Chapter Summary
The world is awash with data, which come in many different forms. There are quantitative data that are in numerical form and qualitative data that arise as words, phrases, narrative, text or images. Data are produced by researchers who may be academic or in governments, businesses or other organisations. Data may be micro data that relate to specific individuals (personal data) or other kinds of entity, or they may be aggregated into tables in which the identity of the original entities is lost (macro data). What characterises the data that are the focus in Kent (2015) is that they are quantitative, systematically recorded micro data such as arise from official forms, surveys, censuses or from the systematic observation or electronic recording of selected properties of many entities. The outputs from the social media, for example the 400 million tweets on Twitter or the billion videos on YouTube that are posted or viewed every day, are sometimes described as ‘data’, but these become the basis for creating research data only if researchers make systematic use of them.
This chapter argues that research data are a deliberate, thoughtful and systematic construction by researchers or other individuals and they result from a process of systematic record-keeping. Records are created in a social, economic and political context and for purposes specific to individuals, groups, teams or departments within organizations. Quantitative data arise as numbers that result from the systematic capture of classified, ordered, ranked, counted or calibrated characteristics of a specified set of cases. All quantitative data have a structure that consists of cases, properties and values. Cases are the entities under investigation in a particular piece of research. The number used in any particular analysis will be known and will relate either to the total set of cases of interest to the researcher (the ‘population’) or to some subset of them. In some research projects, there may be more than one set of cases, sometimes arranged hierarchically as sets within sets, or sets at different points of time. Properties are the characteristics of cases that the researcher has chosen to observe or measure and then record. They may be demographic, behavioural or cognitive and they may play one or more roles in a research project as descriptors, causes or effects. Values are what researchers actually record as a result of the process of assessing properties. Such records may relate either to variables or to set memberships. The values of variables assess cases relative to one another; sets define memberships or degrees of membership in absolute terms according to generally agreed external standards or based on a combination of theoretical knowledge and practical experience of cases.

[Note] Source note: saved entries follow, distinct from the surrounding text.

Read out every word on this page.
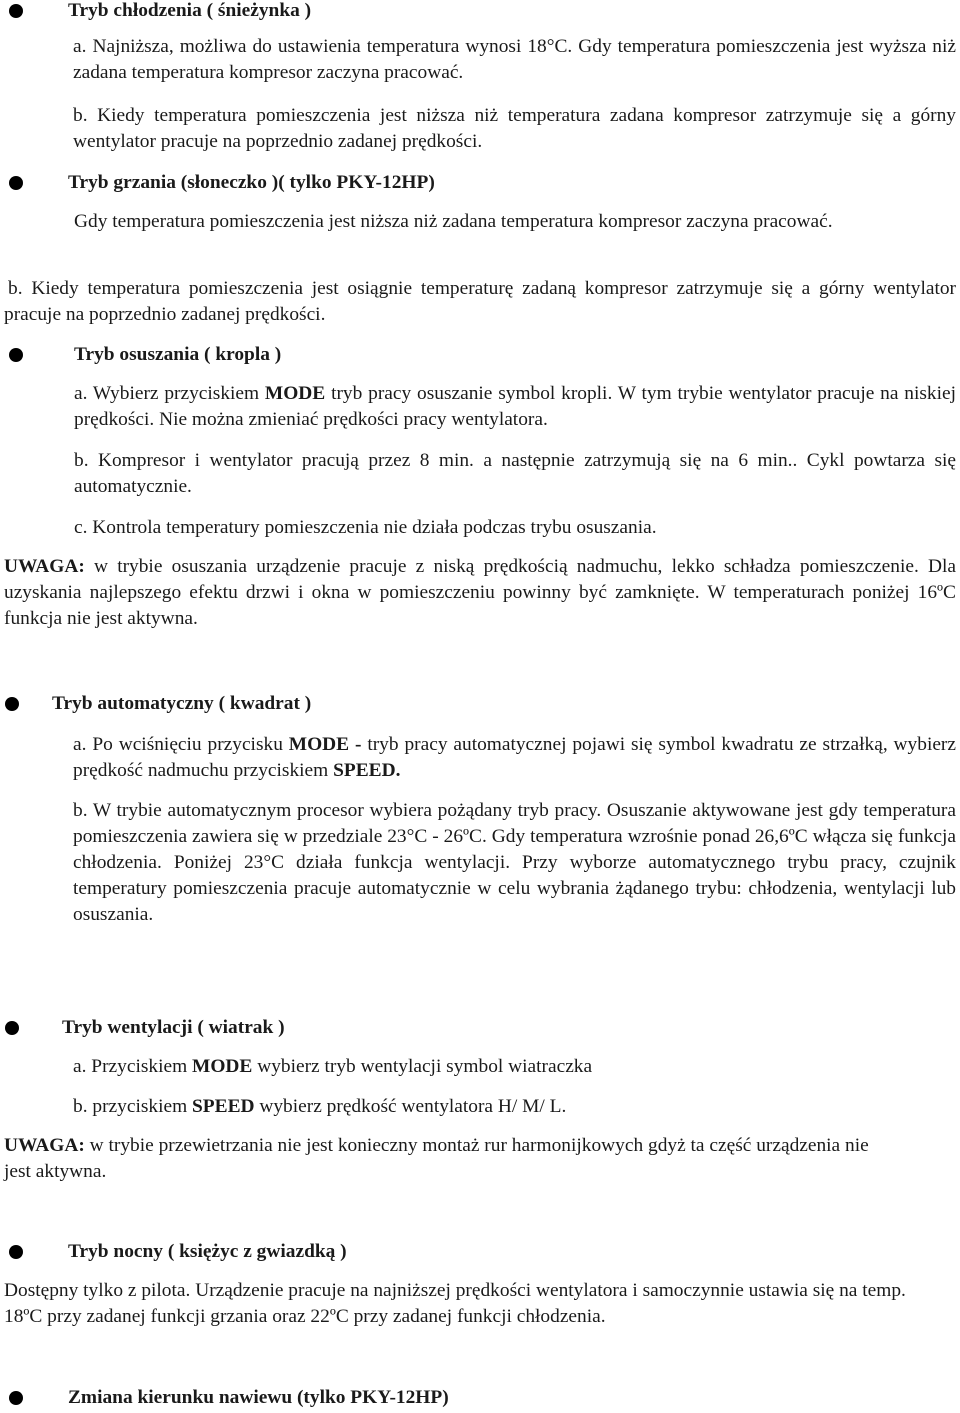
Tryb chłodzenia ( śnieżynka )

a. Najniższa, możliwa do ustawienia temperatura wynosi 18°C. Gdy temperatura pomieszczenia jest wyższa niż zadana temperatura kompresor zaczyna pracować.

b. Kiedy temperatura pomieszczenia jest niższa niż temperatura zadana kompresor zatrzymuje się a górny wentylator pracuje na poprzednio zadanej prędkości.

Tryb grzania (słoneczko )( tylko PKY-12HP)

Gdy temperatura pomieszczenia jest niższa niż zadana temperatura kompresor zaczyna pracować.

b. Kiedy temperatura pomieszczenia jest osiągnie temperaturę zadaną kompresor zatrzymuje się a górny wentylator pracuje na poprzednio zadanej prędkości.

Tryb osuszania ( kropla )

a. Wybierz przyciskiem MODE tryb pracy osuszanie symbol kropli. W tym trybie wentylator pracuje na niskiej prędkości. Nie można zmieniać prędkości pracy wentylatora.

b. Kompresor i wentylator pracują przez 8 min. a następnie zatrzymują się na 6 min.. Cykl powtarza się automatycznie.

c. Kontrola temperatury pomieszczenia nie działa podczas trybu osuszania.

UWAGA: w trybie osuszania urządzenie pracuje z niską prędkością nadmuchu, lekko schładza pomieszczenie. Dla uzyskania najlepszego efektu drzwi i okna w pomieszczeniu powinny być zamknięte. W temperaturach poniżej 16ºC funkcja nie jest aktywna.

Tryb automatyczny ( kwadrat )

a. Po wciśnięciu przycisku MODE - tryb pracy automatycznej pojawi się symbol kwadratu ze strzałką, wybierz prędkość nadmuchu przyciskiem SPEED.

b. W trybie automatycznym procesor wybiera pożądany tryb pracy. Osuszanie aktywowane jest gdy temperatura pomieszczenia zawiera się w przedziale 23°C - 26ºC. Gdy temperatura wzrośnie ponad 26,6ºC włącza się funkcja chłodzenia. Poniżej 23°C działa funkcja wentylacji. Przy wyborze automatycznego trybu pracy, czujnik temperatury pomieszczenia pracuje automatycznie w celu wybrania żądanego trybu: chłodzenia, wentylacji lub osuszania.

Tryb wentylacji ( wiatrak )

a. Przyciskiem MODE wybierz tryb wentylacji symbol wiatraczka

b. przyciskiem SPEED wybierz prędkość wentylatora H/ M/ L.

UWAGA: w trybie przewietrzania nie jest konieczny montaż rur harmonijkowych gdyż ta część urządzenia nie jest aktywna.

Tryb nocny ( księżyc z gwiazdką )

Dostępny tylko z pilota. Urządzenie pracuje na najniższej prędkości wentylatora i samoczynnie ustawia się na temp. 18ºC przy zadanej funkcji grzania oraz 22ºC przy zadanej funkcji chłodzenia.

Zmiana kierunku nawiewu (tylko PKY-12HP)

The values of variables may be recorded into different types of measure that have in Kent (2015) been classified into binary, nominal, ordered category, ranked, discrete metric and continuous metric. Properties that relate to set memberships may be crisp or fuzzy. The distinction between types of measure is not always clear-cut and may be open to interpretation. The creation of measures, furthermore, is subject to many kinds of error in data construction. Errors can often be reduced by devoting extra resources to their minimization, but usually at extra cost in time and money.

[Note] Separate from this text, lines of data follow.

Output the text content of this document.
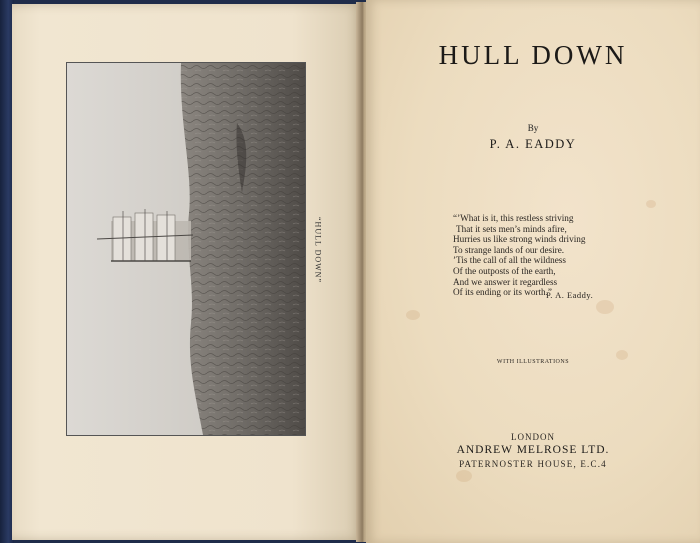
“HULL DOWN”
HULL DOWN
By
P. A. EADDY
“’What is it, this restless striving
That it sets men’s minds afire,
Hurries us like strong winds driving
To strange lands of our desire.
’Tis the call of all the wildness
Of the outposts of the earth,
And we answer it regardless
Of its ending or its worth.”
P. A. Eaddy.
WITH ILLUSTRATIONS
LONDON
ANDREW MELROSE LTD.
PATERNOSTER HOUSE, E.C.4
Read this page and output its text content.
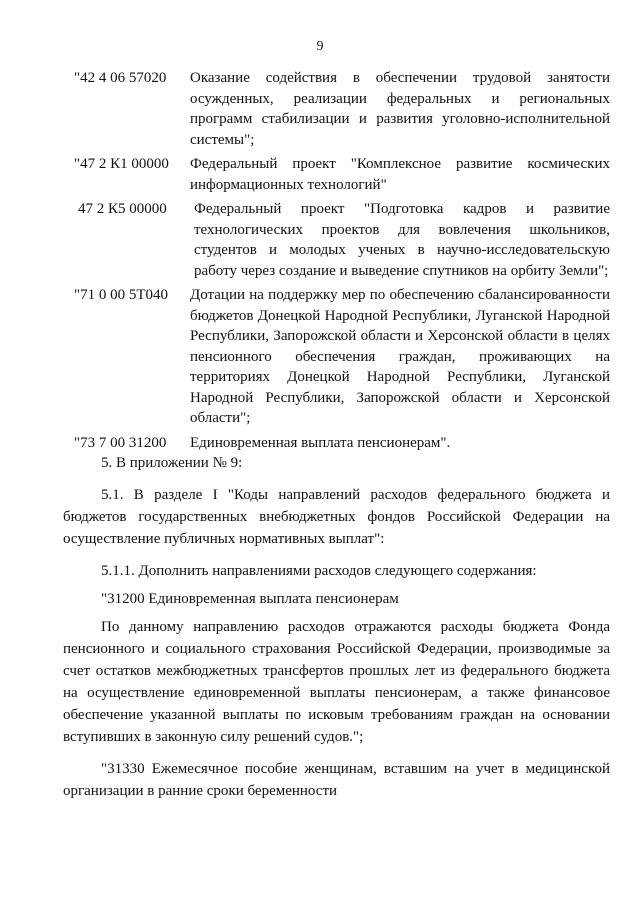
9
"42 4 06 57020	Оказание содействия в обеспечении трудовой занятости осужденных, реализации федеральных и региональных программ стабилизации и развития уголовно-исполнительной системы";
"47 2 К1 00000	Федеральный проект "Комплексное развитие космических информационных технологий"
47 2 К5 00000	Федеральный проект "Подготовка кадров и развитие технологических проектов для вовлечения школьников, студентов и молодых ученых в научно-исследовательскую работу через создание и выведение спутников на орбиту Земли";
"71 0 00 5Т040	Дотации на поддержку мер по обеспечению сбалансированности бюджетов Донецкой Народной Республики, Луганской Народной Республики, Запорожской области и Херсонской области в целях пенсионного обеспечения граждан, проживающих на территориях Донецкой Народной Республики, Луганской Народной Республики, Запорожской области и Херсонской области";
"73 7 00 31200	Единовременная выплата пенсионерам".

5. В приложении № 9:

5.1. В разделе I "Коды направлений расходов федерального бюджета и бюджетов государственных внебюджетных фондов Российской Федерации на осуществление публичных нормативных выплат":

5.1.1. Дополнить направлениями расходов следующего содержания:

"31200 Единовременная выплата пенсионерам

По данному направлению расходов отражаются расходы бюджета Фонда пенсионного и социального страхования Российской Федерации, производимые за счет остатков межбюджетных трансфертов прошлых лет из федерального бюджета на осуществление единовременной выплаты пенсионерам, а также финансовое обеспечение указанной выплаты по исковым требованиям граждан на основании вступивших в законную силу решений судов.";

"31330 Ежемесячное пособие женщинам, вставшим на учет в медицинской организации в ранние сроки беременности
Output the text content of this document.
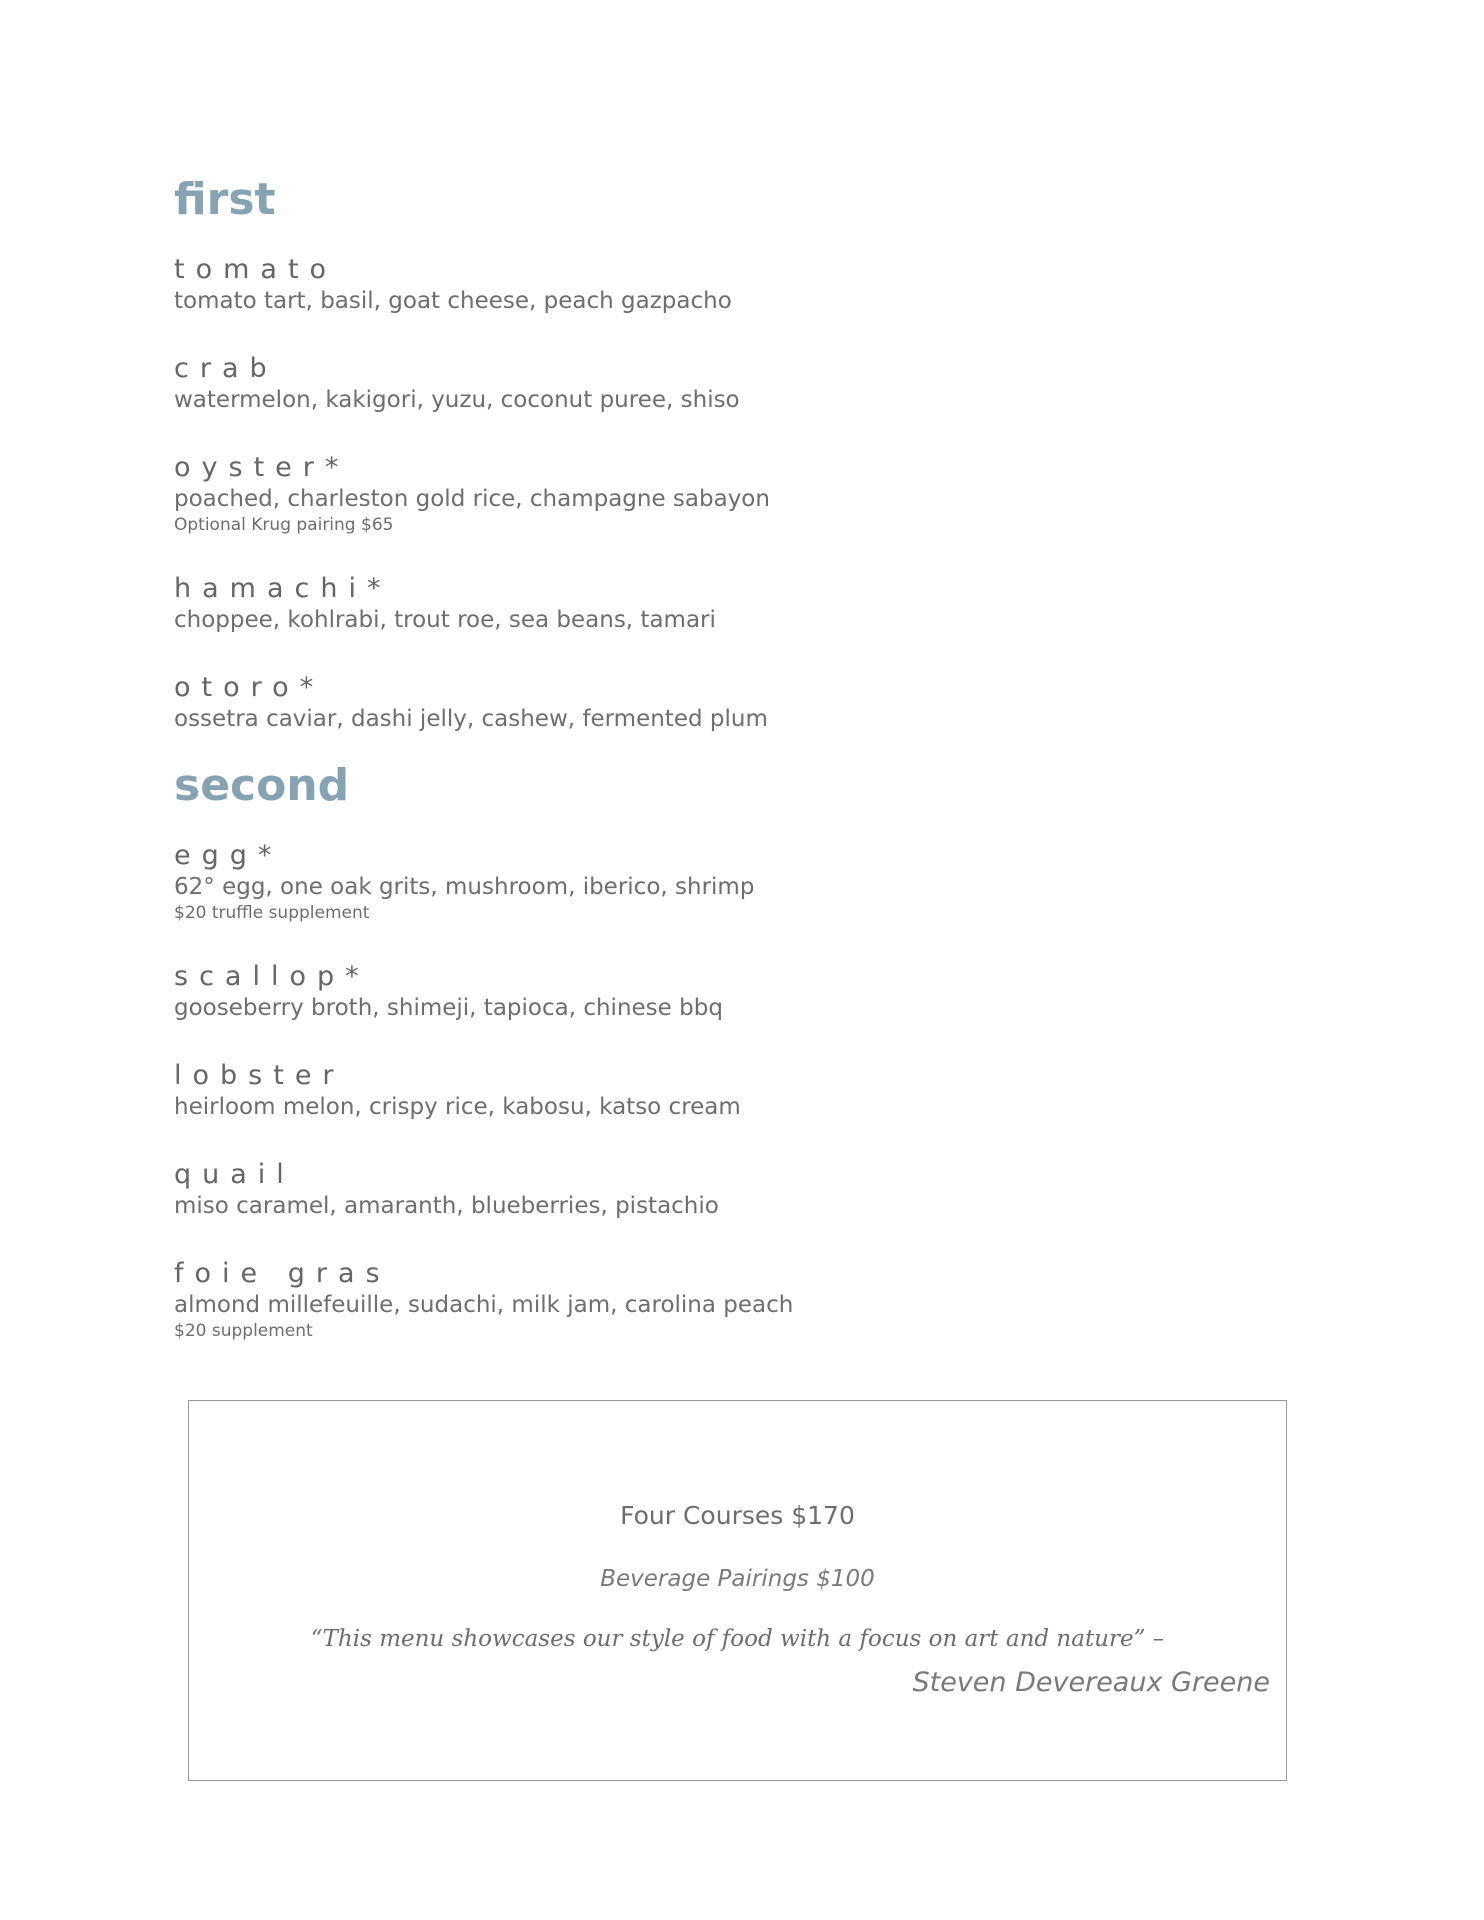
first
tomato
tomato tart, basil, goat cheese, peach gazpacho
crab
watermelon, kakigori, yuzu, coconut puree, shiso
oyster*
poached, charleston gold rice, champagne sabayon
Optional Krug pairing $65
hamachi*
choppee, kohlrabi, trout roe, sea beans, tamari
otoro*
ossetra caviar, dashi jelly, cashew, fermented plum
second
egg*
62° egg, one oak grits, mushroom, iberico, shrimp
$20 truffle supplement
scallop*
gooseberry broth, shimeji, tapioca, chinese bbq
lobster
heirloom melon, crispy rice, kabosu, katso cream
quail
miso caramel, amaranth, blueberries, pistachio
foie gras
almond millefeuille, sudachi, milk jam, carolina peach
$20 supplement
Four Courses $170
Beverage Pairings $100
“This menu showcases our style of food with a focus on art and nature” –
Steven Devereaux Greene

The procedures used by researchers to structure and analyse a dataset are illustrated throughout Kent (2015) with a study carried out by the Institute of Social Marketing at the University of Stirling, which looks at the impact of alcohol marketing on the drinking behaviour of young people aged between 12 and 14. The findings are based on a survey that involves an interview-administered questionnaire measuring awareness and involvement with alcohol marketing and a self-completion questionnaire measuring alcohol drinking and associated behaviours. The homes of all second-year pupils attending schools in three local authority areas in the west of Scotland were contacted, generating a sample of 920 respondents. The key research hypotheses are that the more aware of and involved in alcohol marketing that young people are, the more likely they are to have consumed alcohol, and the more likely they are to think that they will drink alcohol in the next year.